Miguel Guedes* – Jornal de Notícias, opinião

Bernie Sanders podia ter plagiado as palavras de Ted Cruz na Convenção Republicana: "Votem segundo a vossa consciência". Não o fez. Pelo contrário, tentou persuadir os seus apoiantes de que não há dúvida possível na escolha entre Clinton subjugada aos piores jogos de interesses e Trump que não abdica de se apresentar no papel do palhaço rico que insiste em ser dono do circo. Ainda assim, a relutância com que os congressistas receberam os pedidos de união à volta da candidatura de Clinton, entre vaias e assobios, mostra bem como estão transviadas as opções de voto nos democratas do movimento "Bernie or Bust". Como referia a humorista Sarah Silverman no palanque, "vocês estão a ser ridículos". Trump fechou a porta do Congresso Republicano a liderar as sondagens nacionais. O que antes era um alerta é agora uma certeza: não é mais possível admitir que Trump nunca poderá ganhar. Há muito que Trump não tem mas pode.

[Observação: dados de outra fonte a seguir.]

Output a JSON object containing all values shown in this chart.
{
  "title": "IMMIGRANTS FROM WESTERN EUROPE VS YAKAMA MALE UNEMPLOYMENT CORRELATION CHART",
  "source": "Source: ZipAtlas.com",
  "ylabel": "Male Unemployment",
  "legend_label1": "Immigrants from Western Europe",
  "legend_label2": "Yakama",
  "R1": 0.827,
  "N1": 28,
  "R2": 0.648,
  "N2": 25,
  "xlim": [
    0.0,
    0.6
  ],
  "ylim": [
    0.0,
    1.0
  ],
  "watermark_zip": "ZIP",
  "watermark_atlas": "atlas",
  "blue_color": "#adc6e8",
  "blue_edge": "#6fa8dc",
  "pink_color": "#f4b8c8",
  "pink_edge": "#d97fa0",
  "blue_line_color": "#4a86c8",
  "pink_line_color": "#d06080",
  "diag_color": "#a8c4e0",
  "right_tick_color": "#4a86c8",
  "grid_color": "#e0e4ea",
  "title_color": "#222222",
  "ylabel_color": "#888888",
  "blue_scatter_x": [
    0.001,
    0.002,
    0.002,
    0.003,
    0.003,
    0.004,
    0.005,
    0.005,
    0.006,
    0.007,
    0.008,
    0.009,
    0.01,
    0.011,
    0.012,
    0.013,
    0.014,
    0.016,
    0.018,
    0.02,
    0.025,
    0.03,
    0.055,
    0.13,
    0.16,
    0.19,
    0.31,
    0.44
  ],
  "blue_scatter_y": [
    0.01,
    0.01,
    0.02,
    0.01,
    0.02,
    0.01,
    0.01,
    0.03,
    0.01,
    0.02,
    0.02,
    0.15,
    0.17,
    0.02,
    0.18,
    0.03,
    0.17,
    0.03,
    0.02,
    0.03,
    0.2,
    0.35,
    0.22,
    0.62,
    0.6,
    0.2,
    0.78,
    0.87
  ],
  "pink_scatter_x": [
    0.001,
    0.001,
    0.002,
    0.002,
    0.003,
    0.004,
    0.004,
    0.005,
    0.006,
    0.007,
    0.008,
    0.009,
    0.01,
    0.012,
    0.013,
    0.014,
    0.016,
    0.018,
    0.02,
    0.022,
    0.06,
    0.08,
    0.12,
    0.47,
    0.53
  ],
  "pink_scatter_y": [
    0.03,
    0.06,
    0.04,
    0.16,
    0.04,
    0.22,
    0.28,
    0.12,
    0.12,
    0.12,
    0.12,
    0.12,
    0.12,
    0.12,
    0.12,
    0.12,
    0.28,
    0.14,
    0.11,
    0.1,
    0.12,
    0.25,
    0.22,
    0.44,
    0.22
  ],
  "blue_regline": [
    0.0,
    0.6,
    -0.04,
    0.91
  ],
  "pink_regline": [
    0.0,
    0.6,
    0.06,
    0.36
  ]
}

A cruzada de diabolização esteve sempre presente na campanha de Clinton em relação a Sanders. Incapaz de gerir a sua imagem do passado, a candidata democrata preferiu a cabala, dividindo o partido para depois redefinir a sua margem para o perdão. Esticou a corda, confiando que Trump seria um candidato fácil de bater caso conseguisse ganhar a nomeação no seu partido. Ganhar a Bernie, o homem que queria aumentar o ordenado mínimo para o dobro, esse perigoso demónio. Lá como cá, agitam-se as águas. António Saraiva sai da audiência de ontem em Belém atirando-se ao Bloco de Esquerda pela "leitura de diabolização" dos empresários. Temeroso do esvaziamento do poder da concertação social após ter defendido um aumento do salário mínimo abaixo dos actuais 530 euros, o presidente da CIP atira-se a esses perigosos radicais com cauda que pretenderam devolver um pouco mais às pessoas daquilo que lhes foi retirado. Há qualquer coisa que alguns patrões têm e não podem.